First Predicted Cosmic Ray Spectra, Primary-to-Secondary Ratios, and Ionization Rates from MHD Galaxy Formation Simulations

TL;DR

This paper presents the first detailed simulations of cosmic ray spectra in galaxies, incorporating kinetic-MHD models and comparing results with observations, revealing key insights into cosmic ray transport, ionization, and source characteristics.

Contribution

It introduces novel numerical methods for simulating resolved cosmic ray spectra in galaxy formation models, including effects often neglected in previous studies.

Findings

Reproduces observed cosmic ray spectra and ratios with simple models.

Identifies the importance of a ~10 kpc CR scattering halo in galaxies.

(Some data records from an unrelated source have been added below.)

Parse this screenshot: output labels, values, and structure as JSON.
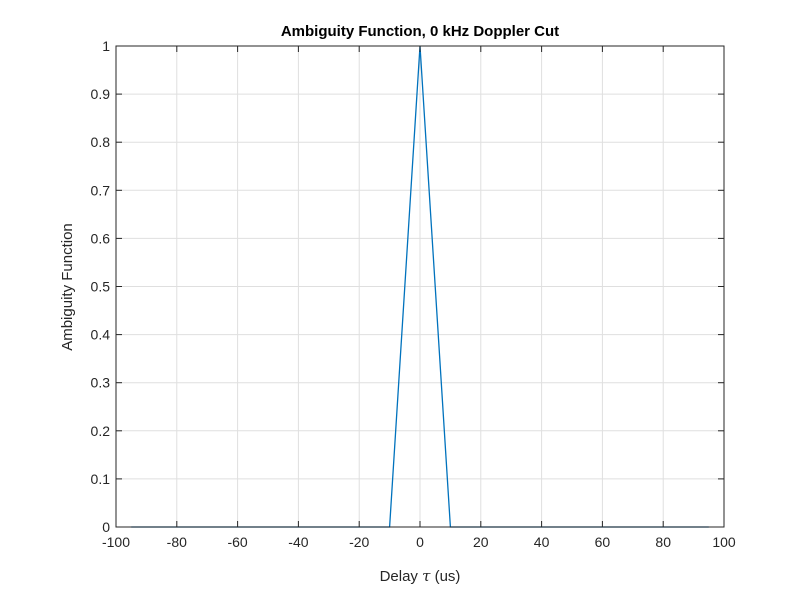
{
  "chart_data": {
    "type": "line",
    "title": "Ambiguity Function, 0 kHz Doppler Cut",
    "xlabel_prefix": "Delay ",
    "xlabel_symbol": "τ",
    "xlabel_suffix": " (us)",
    "ylabel": "Ambiguity Function",
    "xlim": [
      -100,
      100
    ],
    "ylim": [
      0,
      1
    ],
    "xticks": [
      -100,
      -80,
      -60,
      -40,
      -20,
      0,
      20,
      40,
      60,
      80,
      100
    ],
    "yticks": [
      0,
      0.1,
      0.2,
      0.3,
      0.4,
      0.5,
      0.6,
      0.7,
      0.8,
      0.9,
      1
    ],
    "xtick_labels": [
      "-100",
      "-80",
      "-60",
      "-40",
      "-20",
      "0",
      "20",
      "40",
      "60",
      "80",
      "100"
    ],
    "ytick_labels": [
      "0",
      "0.1",
      "0.2",
      "0.3",
      "0.4",
      "0.5",
      "0.6",
      "0.7",
      "0.8",
      "0.9",
      "1"
    ],
    "grid": true,
    "series": [
      {
        "color": "#0072BD",
        "x": [
          -95,
          -10,
          0,
          10,
          95
        ],
        "y": [
          0,
          0,
          1,
          0,
          0
        ]
      }
    ]
  }
}
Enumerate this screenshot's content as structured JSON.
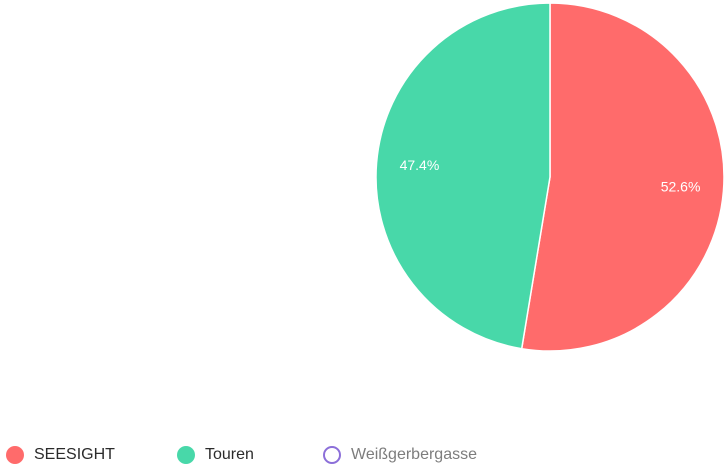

Shows that cosmic ray ionization rates vary naturally across different galactic environments.

Abstract

We present the first simulations evolving resolved spectra of cosmic rays (CRs) from MeV-TeV energies (including electrons, positrons, (anti)protons, and heavier nuclei), in live kinetic-MHD galaxy simulations with star formation and feedback. We utilize new numerical methods including terms often neglected in historical models, comparing Milky Way analogues with phenomenological scattering coefficients $\nu$ to Solar-neighborhood (LISM) observations (spectra, B/C, $e^{+}/e^{-}$, $\bar{p}/p$, $^{10}$Be/$^{9}$Be, ionization, $\gamma$-rays). We show it is possible to reproduce observations with simple single-power-law injection and scattering coefficients (scaling with rigidity $R$), similar to previous (non-dynamical) calculations. We also find: (1) The circum-galactic medium in realistic galaxies necessarily imposes a $\sim10\,$kpc CR scattering halo, influencing the required $\nu(R)$. (2) Increasing the normalization of $\nu(R)$ re-normalizes CR secondary spectra but also changes primary spectral slopes, owing to source distribution and loss effects. (3) Diffusive/turbulent reacceleration is unimportant and generally sub-dominant to gyroresonant/streaming losses, which are sub-dominant to adiabatic/convective terms dominated by $\sim0.1-1\,$kpc turbulent/fountain motions. (4) CR spectra vary considerably across galaxies; certain features can arise from local structure rather than transport physics. (5) Systematic variation in CR ionization rates between LISM and molecular clouds (or Galactic position) arises naturally without invoking alternative sources. (6) Abundances of CNO nuclei require most CR acceleration occurs around when reverse shocks form in SNe, not in OB wind bubbles or later Sedov-Taylor stages of SNe remnants.